なんと東大の同級生、主演三島由紀夫 監督増村保造による意欲作
総料理長、増村シェフの華麗なる手さばきとチームプレイ

 1960年大映 監督 増村保造
「文壇の寵児・三島由紀夫が、裸の胸に皮ジャンを羽織ったクールなヤクザに扮し初映画主演を果たした話題作。出所したばかりの朝比奈一家二代目親分・武夫は、ひょんなことから知り合った映画館のモギリ・芳江の一途な純粋さに触れ、ヤクザ稼業の空虚さを知る。が、非情な殺し屋の銃弾が彼の間近に迫っていた…。」(KADOKAWA HP)
 言わずと知れた作家三島由紀夫主演。映画出演は三島たっての希望、企画はお任せだったようだが、監督に関しては自身の東京大学法学部時代の同級生、増村保造監督をご指名。当初は競馬界の内幕を暴露する内容で企画を進めたが(後の梶山季之原作ものに繋がる企画か?)、会社がNG。やむを得ず三島がヤクザに扮する娯楽色の強い映画に仕立てた、という。自身の原作も数々映画化されていた時期だが、自分の小説の映画化で主人公、という選択でないところがシャイな三島らしい。

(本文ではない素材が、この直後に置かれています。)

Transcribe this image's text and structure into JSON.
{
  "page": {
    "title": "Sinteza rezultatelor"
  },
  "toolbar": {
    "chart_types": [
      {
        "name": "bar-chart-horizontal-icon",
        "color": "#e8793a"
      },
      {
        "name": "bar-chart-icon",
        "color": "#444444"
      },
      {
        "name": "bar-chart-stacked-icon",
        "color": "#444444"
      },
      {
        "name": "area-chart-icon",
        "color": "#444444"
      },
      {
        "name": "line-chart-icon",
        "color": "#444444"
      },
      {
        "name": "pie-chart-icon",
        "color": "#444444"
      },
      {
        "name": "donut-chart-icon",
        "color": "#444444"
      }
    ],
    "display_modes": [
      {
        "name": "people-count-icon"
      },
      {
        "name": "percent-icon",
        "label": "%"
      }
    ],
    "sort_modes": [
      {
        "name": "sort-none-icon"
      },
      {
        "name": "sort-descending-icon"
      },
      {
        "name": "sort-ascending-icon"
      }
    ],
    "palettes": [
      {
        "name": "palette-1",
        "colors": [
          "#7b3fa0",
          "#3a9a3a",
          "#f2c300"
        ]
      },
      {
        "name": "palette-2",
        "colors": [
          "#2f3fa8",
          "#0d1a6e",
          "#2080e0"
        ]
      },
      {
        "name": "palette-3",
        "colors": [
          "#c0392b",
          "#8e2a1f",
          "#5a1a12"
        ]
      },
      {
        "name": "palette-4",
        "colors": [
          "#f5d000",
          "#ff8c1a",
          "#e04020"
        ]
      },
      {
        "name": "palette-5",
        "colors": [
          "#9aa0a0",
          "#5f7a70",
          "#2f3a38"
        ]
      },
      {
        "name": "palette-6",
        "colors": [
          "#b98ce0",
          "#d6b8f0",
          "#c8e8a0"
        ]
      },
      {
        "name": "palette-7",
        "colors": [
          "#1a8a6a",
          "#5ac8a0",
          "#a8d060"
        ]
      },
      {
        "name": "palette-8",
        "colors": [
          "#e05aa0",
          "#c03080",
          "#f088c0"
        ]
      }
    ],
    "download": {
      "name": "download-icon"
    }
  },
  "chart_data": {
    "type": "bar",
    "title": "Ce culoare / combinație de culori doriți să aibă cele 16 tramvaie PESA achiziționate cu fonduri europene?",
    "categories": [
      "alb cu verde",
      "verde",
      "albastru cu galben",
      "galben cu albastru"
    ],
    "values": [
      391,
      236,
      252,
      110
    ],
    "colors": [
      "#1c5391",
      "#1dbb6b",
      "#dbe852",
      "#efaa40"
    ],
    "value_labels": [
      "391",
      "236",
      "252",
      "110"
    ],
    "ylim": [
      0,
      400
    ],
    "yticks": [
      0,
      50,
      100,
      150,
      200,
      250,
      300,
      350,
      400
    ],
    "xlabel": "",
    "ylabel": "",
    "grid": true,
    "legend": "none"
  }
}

 三島はいわゆる文士劇への出演経験はあるが、商業映画での本格的な演技はこれが初めて。プロではないのでもちろんぎこちなさは否めないが、周りの演技巧者(船越英二、志村喬、若尾文子ら)による主役を自然にフォローする受けの芝居に助けられた。ヤクザなので暴力的なシーンが多いが、三島由紀夫、素の気持ちの優しさが滲み出てしまい、「凄み」があまりない。だがそれが返ってこの主人公の心象、ヤクザを続けるべきかの戸惑い、の部分にリンクしてさほど違和感はない。もちろん、ライトは落とし気味、難しい演技や表情が求められそうなときは相手の方をクローズアップしたりと、演出、カメラ、照明それぞれがしっかり配慮している。あまり脈絡なく上半身裸になるシーンが多いが、「ボディビル」の成果を誇示したかった三島からの要望かと。この作品に手応え?を感じてか、その後三島は自身の原作小説を脚色、監督、主演までをもこなす短編映画『憂国』(1966年)を製作するに至る。
 三島の恋人は若尾文子。増村保造が表現したい女性像を最もリアルに体現できる女優であるということが本作でもわかる。苦境にめげず自分の意思を曲げない、増村が最も嫌った男の理不尽に抵抗せず耐え忍ぶ女の対局にいる芯の強い女性。増村保造は、性格の中に潜む「火」が鮮烈に火花と閃光を散らす瞬間が感動を呼ぶ、と書いているが、(「わたしの女優論」)まさにこのでの若尾文子は、ほぼ素人の三島相手に幾度となく火花と閃光が放たれているのは、さすが。(特に後半の喫茶店2階に隠れ、結婚を「迫る」シーンは唯一無二の絶品の演技。)三島の元情夫のクラブ歌手は水谷良重(現八重子)。「わたしの女優論」によると、当時の水谷良重を「火花」を散らすポテンシャルがあると評価していた。確かに演技は荒削りだが、歌唱シーンはなかなか扇情的で一瞬の閃きがある。(ただ本作では長続きしない。)
 増村監督は東京大学法学部(!)卒業後大映入社、その後東大文学部に学士入学し、イタリア国立映画実験センターに留学。当時の文学や映画の潮流であったイタリア・ネオレアリズモの洗礼を受け、当館に保存されていた創成期からの100本を超える全世界の映画を観、映画史を体系的に学び帰国。
 そうしたこれまで学んだ映画理論が頭をもたげ過ぎることなく、増村イズムを構築しつつ生涯エンターテイメントに徹し続けた。その成果が本作でも垣間見える。